2026-06-12 スイス連邦工科大学ローザンヌ校(EPFL)
<関連情報>
- https://actu.epfl.ch/news/the-hidden-geometry-that-separates-complex-data/
- https://www.pnas.org/doi/10.1073/pnas.2522504123
カーネル埋め込みと測度分離現象 Kernel embeddings and the separation of measure phenomenon
Leonardo V. Santoro, Kartik G. Waghmare https://orcid.org/0000-0003-0912-685X, and Victor M. Panaretos
Proceedings of the National Academy of Sciences Published:June 5, 2026
DOI:https://doi.org/10.1073/pnas.2522504123

Significance
Two-sample testing examines whether two probability distributions on some feature space differ based on random samples. It is fundamental in statistics and machine learning, especially when feature spaces are complex. Such settings are challenging because the distributions cannot be modeled parsimoniously, making it difficult to identify plausible deviations and design effective test criteria. We prove that two continuous distributions on a general feature space differ if and only if two corresponding Gaussian measures perfectly separate. These Gaussians are defined via kernel embeddings. Gaussians either overlap or separate in a specific sense, measurable by precise criteria. Our theorem thus serves as a foundation for designing powerful inference tools in general settings and reveals a phenomenon underpinning the effectiveness of kernel methods.
Abstract
We prove that kernel covariance embeddings lead to information-theoretically perfect separation of distinct continuous probability distributions. In statistical terms, we establish that testing for the equality of two nonatomic (Borel) probability measures on a locally compact uncountable Polish space is equivalent to testing for the singularity between two centered Gaussian measures on a reproducing kernel Hilbert space. The corresponding Gaussians are defined via the notion of kernel covariance embedding of a probability measure, and the Hilbert space is that generated by the embedding kernel.

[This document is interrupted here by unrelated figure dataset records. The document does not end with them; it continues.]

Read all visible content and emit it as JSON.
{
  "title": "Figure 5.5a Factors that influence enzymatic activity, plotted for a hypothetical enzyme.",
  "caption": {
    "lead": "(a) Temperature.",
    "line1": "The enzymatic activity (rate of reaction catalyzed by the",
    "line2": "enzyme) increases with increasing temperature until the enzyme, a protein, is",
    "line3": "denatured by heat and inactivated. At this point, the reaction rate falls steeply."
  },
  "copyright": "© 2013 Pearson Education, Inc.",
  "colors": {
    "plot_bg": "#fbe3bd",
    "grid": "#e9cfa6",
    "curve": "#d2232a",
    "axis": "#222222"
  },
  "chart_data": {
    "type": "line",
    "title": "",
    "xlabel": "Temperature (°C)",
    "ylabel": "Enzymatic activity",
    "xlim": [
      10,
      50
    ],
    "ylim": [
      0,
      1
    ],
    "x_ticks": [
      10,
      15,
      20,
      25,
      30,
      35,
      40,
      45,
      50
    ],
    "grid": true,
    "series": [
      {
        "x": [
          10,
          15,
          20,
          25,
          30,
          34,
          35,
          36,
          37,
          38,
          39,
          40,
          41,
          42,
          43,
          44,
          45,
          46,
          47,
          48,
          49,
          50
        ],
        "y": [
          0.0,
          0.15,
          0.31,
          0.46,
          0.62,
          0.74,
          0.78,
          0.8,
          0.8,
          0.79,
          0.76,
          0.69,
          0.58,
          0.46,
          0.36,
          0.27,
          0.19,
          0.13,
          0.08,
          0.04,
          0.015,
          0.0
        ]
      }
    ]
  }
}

Distinguishing singular Gaussians is structurally simpler from an information-theoretic perspective than nonparametric two-sample testing, particularly in complex or high-dimensional domains. This is because singular Gaussians are supported on essentially separate and affine subspaces. Our proof leverages the classical Feldman–Hájek dichotomy, and shows that even a small perturbation of a continuous distribution will be maximally magnified through its Gaussian embedding. This “separation of measure phenomenon” appears to be a blessing of infinite dimensionality, by means of embedding, with the potential to inform the design of efficient inference tools in considerable generality. The elicitation of this phenomenon also appears to crystallize, in a precise and simple mathematical statement, a core mechanism underpinning the empirical effectiveness of kernel methods.